For an English curiosity, see the obsolete term "baby" in OED for "small image of oneself in another's pupil", which manifested itself in a 17th c. expression "to look babies", meaning to stare lovingly into another's eyes. Fun.

Wednesday, October 22, 2008

Greek drinks

During a lecture last year on wine and the wine trade in ancient Greece, I suddenly developed a question that the lecturer wasn't able to answer, but which I haven't properly pursued.
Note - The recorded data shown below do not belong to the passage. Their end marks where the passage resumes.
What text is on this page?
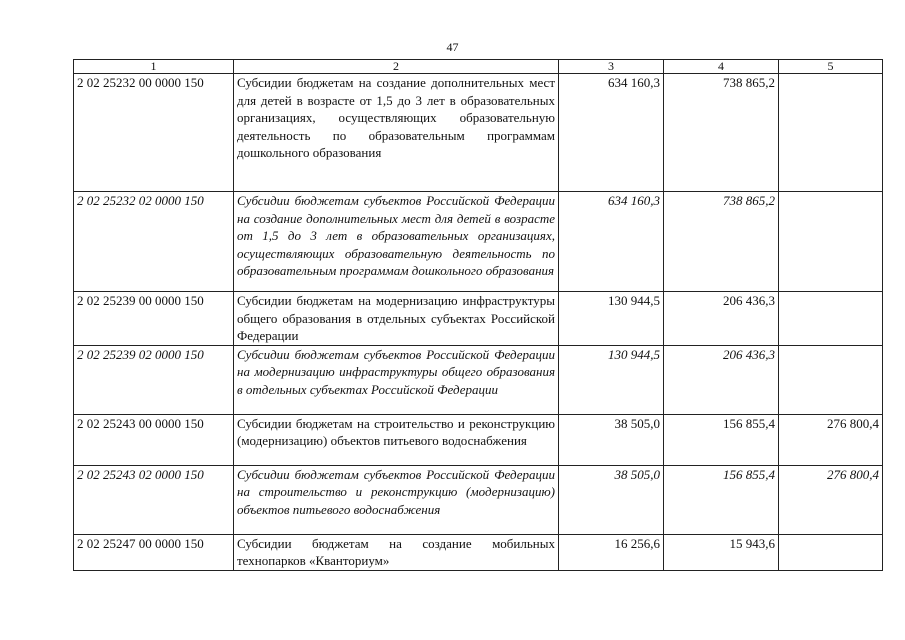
47
1	2	3	4	5
2 02 25232 00 0000 150	Субсидии бюджетам на создание дополнительных мест для детей в возрасте от 1,5 до 3 лет в образовательных организациях, осуществляющих образовательную деятельность по образовательным программам дошкольного образования	634 160,3	738 865,2	
2 02 25232 02 0000 150	Субсидии бюджетам субъектов Российской Федерации на создание дополнительных мест для детей в возрасте от 1,5 до 3 лет в образовательных организациях, осуществляющих образовательную деятельность по образовательным программам дошкольного образования	634 160,3	738 865,2	
2 02 25239 00 0000 150	Субсидии бюджетам на модернизацию инфраструктуры общего образования в отдельных субъектах Российской Федерации	130 944,5	206 436,3	
2 02 25239 02 0000 150	Субсидии бюджетам субъектов Российской Федерации на модернизацию инфраструктуры общего образования в отдельных субъектах Российской Федерации	130 944,5	206 436,3	
2 02 25243 00 0000 150	Субсидии бюджетам на строительство и реконструкцию (модернизацию) объектов питьевого водоснабжения	38 505,0	156 855,4	276 800,4
2 02 25243 02 0000 150	Субсидии бюджетам субъектов Российской Федерации на строительство и реконструкцию (модернизацию) объектов питьевого водоснабжения	38 505,0	156 855,4	276 800,4
2 02 25247 00 0000 150	Субсидии бюджетам на создание мобильных технопарков «Кванториум»	16 256,6	15 943,6	
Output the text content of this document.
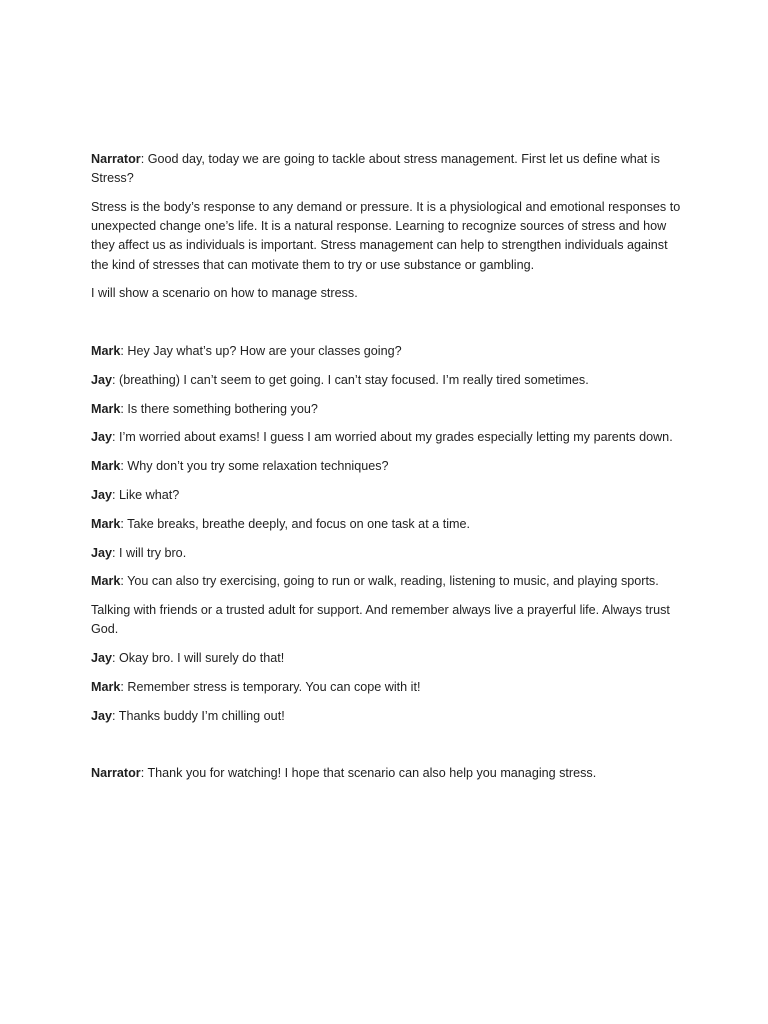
Narrator: Good day, today we are going to tackle about stress management. First let us define what is Stress?

Stress is the body’s response to any demand or pressure. It is a physiological and emotional responses to unexpected change one’s life. It is a natural response. Learning to recognize sources of stress and how they affect us as individuals is important. Stress management can help to strengthen individuals against the kind of stresses that can motivate them to try or use substance or gambling.

I will show a scenario on how to manage stress.

Mark: Hey Jay what’s up? How are your classes going?

Jay: (breathing) I can’t seem to get going. I can’t stay focused. I’m really tired sometimes.

Mark: Is there something bothering you?

Jay: I’m worried about exams! I guess I am worried about my grades especially letting my parents down.

Mark: Why don’t you try some relaxation techniques?

Jay: Like what?

Mark: Take breaks, breathe deeply, and focus on one task at a time.

Jay: I will try bro.

Mark: You can also try exercising, going to run or walk, reading, listening to music, and playing sports.

Talking with friends or a trusted adult for support. And remember always live a prayerful life. Always trust God.

Jay: Okay bro. I will surely do that!

Mark: Remember stress is temporary. You can cope with it!

Jay: Thanks buddy I’m chilling out!

Narrator: Thank you for watching! I hope that scenario can also help you managing stress.
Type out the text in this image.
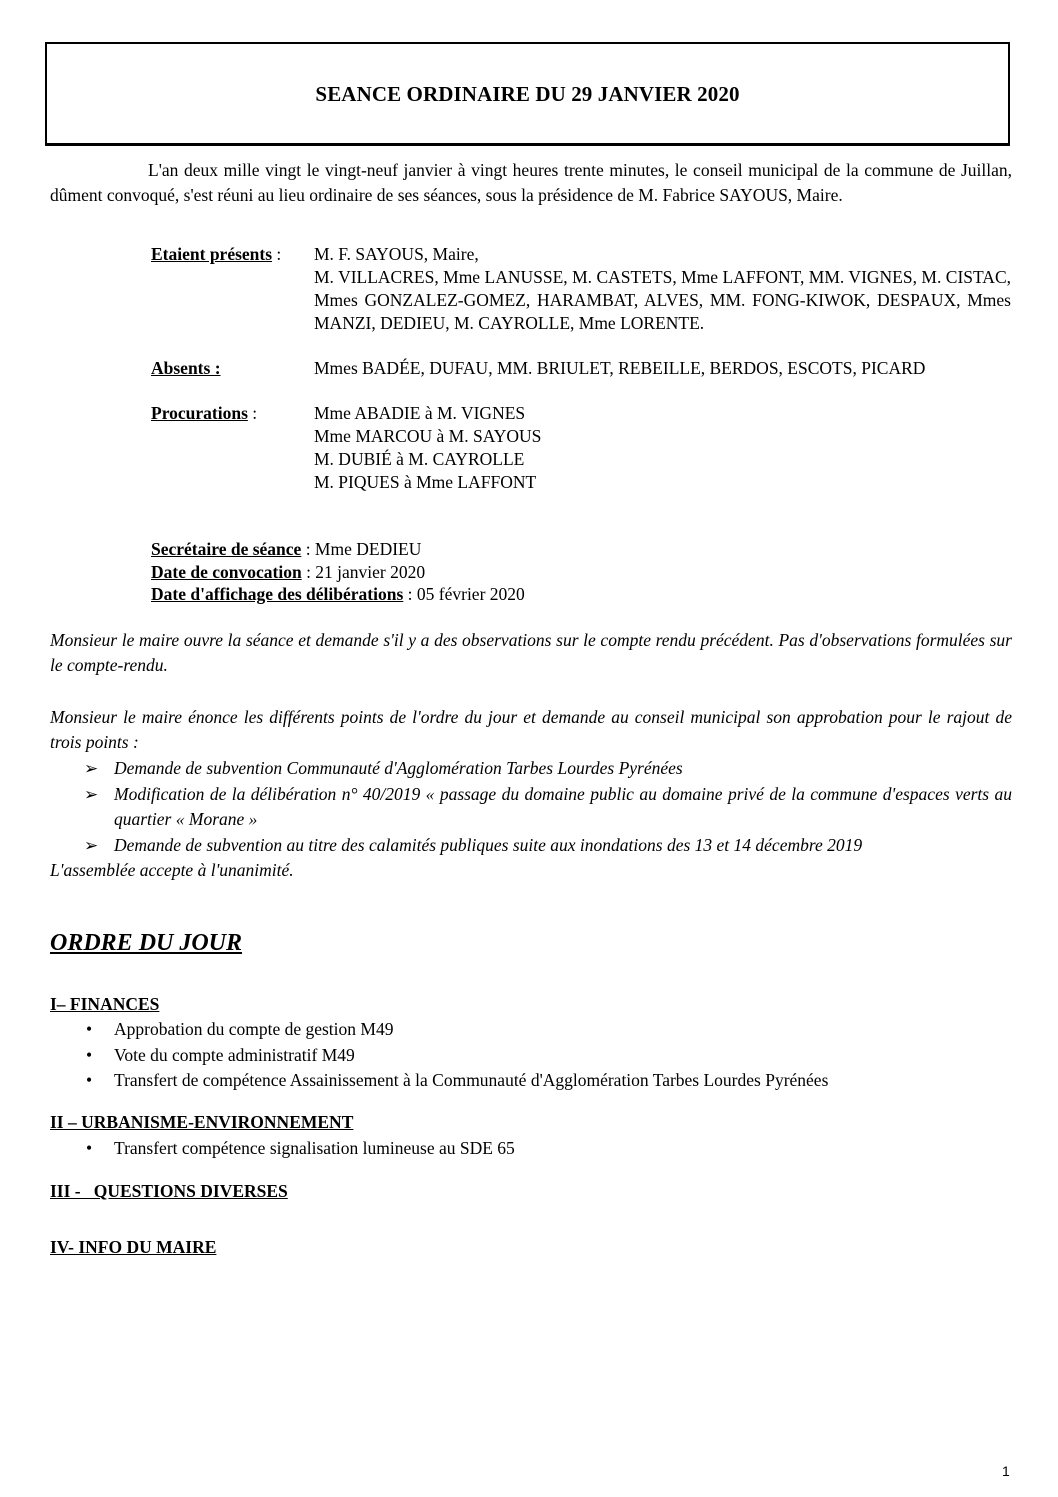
SEANCE ORDINAIRE DU 29 JANVIER 2020

L'an deux mille vingt le vingt-neuf janvier à vingt heures trente minutes, le conseil municipal de la commune de Juillan, dûment convoqué, s'est réuni au lieu ordinaire de ses séances, sous la présidence de M. Fabrice SAYOUS, Maire.

Etaient présents : M. F. SAYOUS, Maire,
M. VILLACRES, Mme LANUSSE, M. CASTETS, Mme LAFFONT, MM. VIGNES, M. CISTAC, Mmes GONZALEZ-GOMEZ, HARAMBAT, ALVES, MM. FONG-KIWOK, DESPAUX, Mmes MANZI, DEDIEU, M. CAYROLLE, Mme LORENTE.
Absents :	Mmes BADÉE, DUFAU, MM. BRIULET, REBEILLE, BERDOS, ESCOTS, PICARD
Procurations :	Mme ABADIE à M. VIGNES
Mme MARCOU à M. SAYOUS
M. DUBIÉ à M. CAYROLLE
M. PIQUES à Mme LAFFONT
Secrétaire de séance : Mme DEDIEU
Date de convocation : 21 janvier 2020
Date d'affichage des délibérations : 05 février 2020

Monsieur le maire ouvre la séance et demande s'il y a des observations sur le compte rendu précédent. Pas d'observations formulées sur le compte-rendu.

Monsieur le maire énonce les différents points de l'ordre du jour et demande au conseil municipal son approbation pour le rajout de trois points :

➢ Demande de subvention Communauté d'Agglomération Tarbes Lourdes Pyrénées
➢ Modification de la délibération n° 40/2019 « passage du domaine public au domaine privé de la commune d'espaces verts au quartier « Morane »
➢ Demande de subvention au titre des calamités publiques suite aux inondations des 13 et 14 décembre 2019
L'assemblée accepte à l'unanimité.
ORDRE DU JOUR
I– FINANCES
• Approbation du compte de gestion M49
• Vote du compte administratif M49
• Transfert de compétence Assainissement à la Communauté d'Agglomération Tarbes Lourdes Pyrénées
II – URBANISME-ENVIRONNEMENT
• Transfert compétence signalisation lumineuse au SDE 65
III -   QUESTIONS DIVERSES
IV- INFO DU MAIRE
1
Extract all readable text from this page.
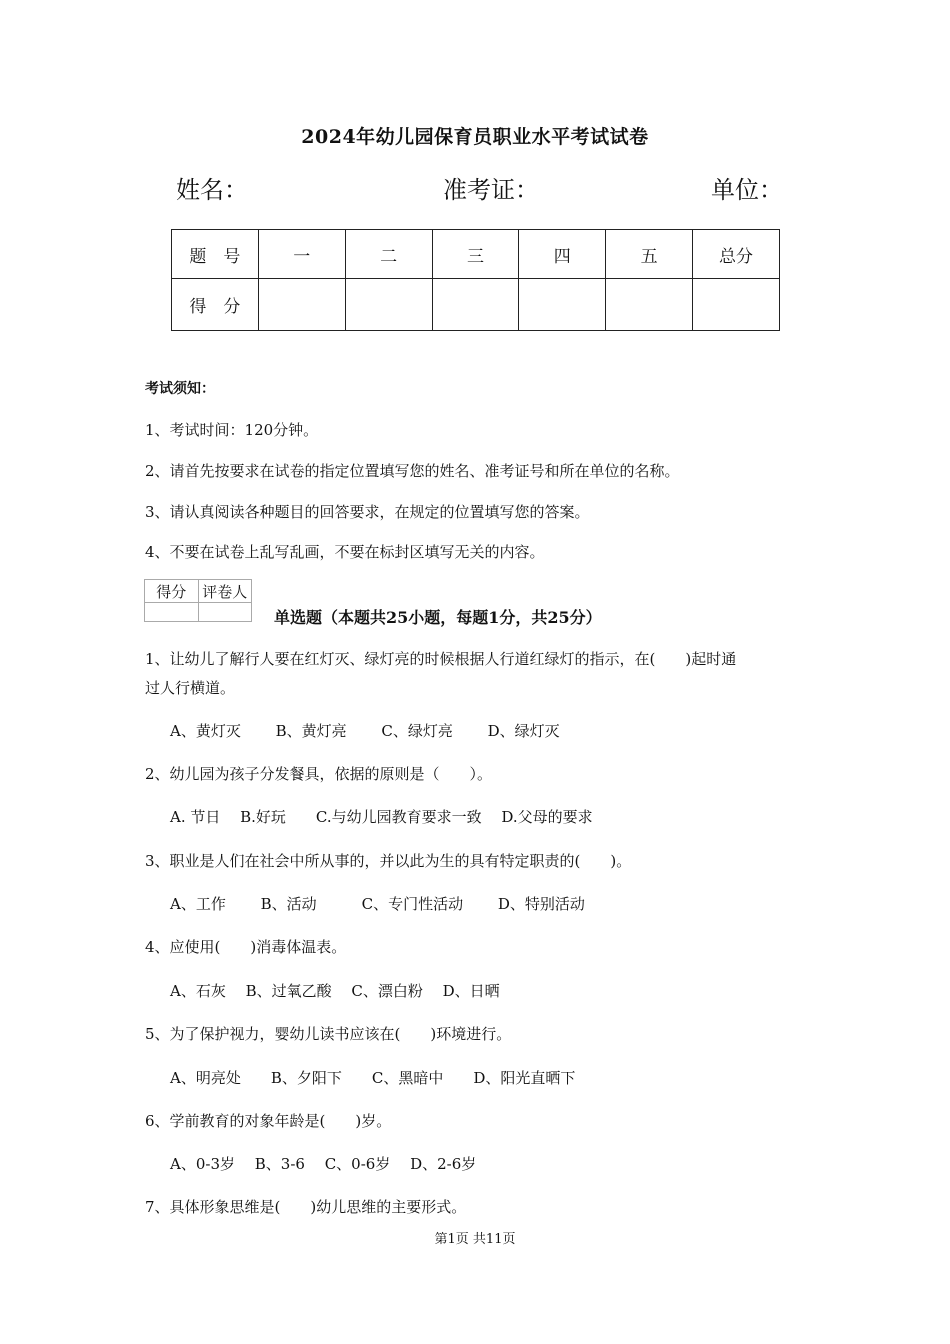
2024年幼儿园保育员职业水平考试试卷
姓名：	准考证：	单位：
题　号	一	二	三	四	五	总分
得　分						
考试须知：
1、考试时间：120分钟。
2、请首先按要求在试卷的指定位置填写您的姓名、准考证号和所在单位的名称。
3、请认真阅读各种题目的回答要求，在规定的位置填写您的答案。
4、不要在试卷上乱写乱画，不要在标封区填写无关的内容。
得分	评卷人

单选题（本题共25小题，每题1分，共25分）
1、让幼儿了解行人要在红灯灭、绿灯亮的时候根据人行道红绿灯的指示，在(　　)起时通
过人行横道。
A、黄灯灭　　 B、黄灯亮　　 C、绿灯亮　　 D、绿灯灭
2、幼儿园为孩子分发餐具，依据的原则是（　　）。
A. 节日　 B.好玩　　C.与幼儿园教育要求一致　 D.父母的要求
3、职业是人们在社会中所从事的，并以此为生的具有特定职责的(　　)。
A、工作　　 B、活动　　　C、专门性活动　　 D、特别活动
4、应使用(　　)消毒体温表。
A、石灰　 B、过氧乙酸　 C、漂白粉　 D、日晒
5、为了保护视力，婴幼儿读书应该在(　　)环境进行。
A、明亮处　　B、夕阳下　　C、黑暗中　　D、阳光直晒下
6、学前教育的对象年龄是(　　)岁。
A、0-3岁　 B、3-6　 C、0-6岁　 D、2-6岁
7、具体形象思维是(　　)幼儿思维的主要形式。
第1页 共11页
She noted that there were few drinking options for the ancient Greek compared to today, and that in the main, the choice seems to have been between wine and water. My questions is this: if the Greeks were making wine, can we assume that they were also drinking fresh grape juice?

At 115a of his Critias, Plato says: ἔτι δὲ τὸν ἥμερον καρπόν, τόν τε ξηρόν, ὃς ἡμῖν τῆς τροφῆς ἕνεκά ἐστιν, καὶ ὅσοις χάριν τοῦ σίτου προσχρώμεθα – καλοῦμεν δὲ αὐτοῦ τὰ μέρη σύμπαντα ὄσπρια – καὶ τὸν ὅσος ξύλινος, πώματα καὶ βρώματα καὶ ἀλείμματα φέρων.

I've complied a few other references that I need to look over, but it seems from this reference that fruits were used to make drinks, and, presumably, these weren't all alcoholic. I'd specifically like to find a reference to using the grape for juice not intended to make wine.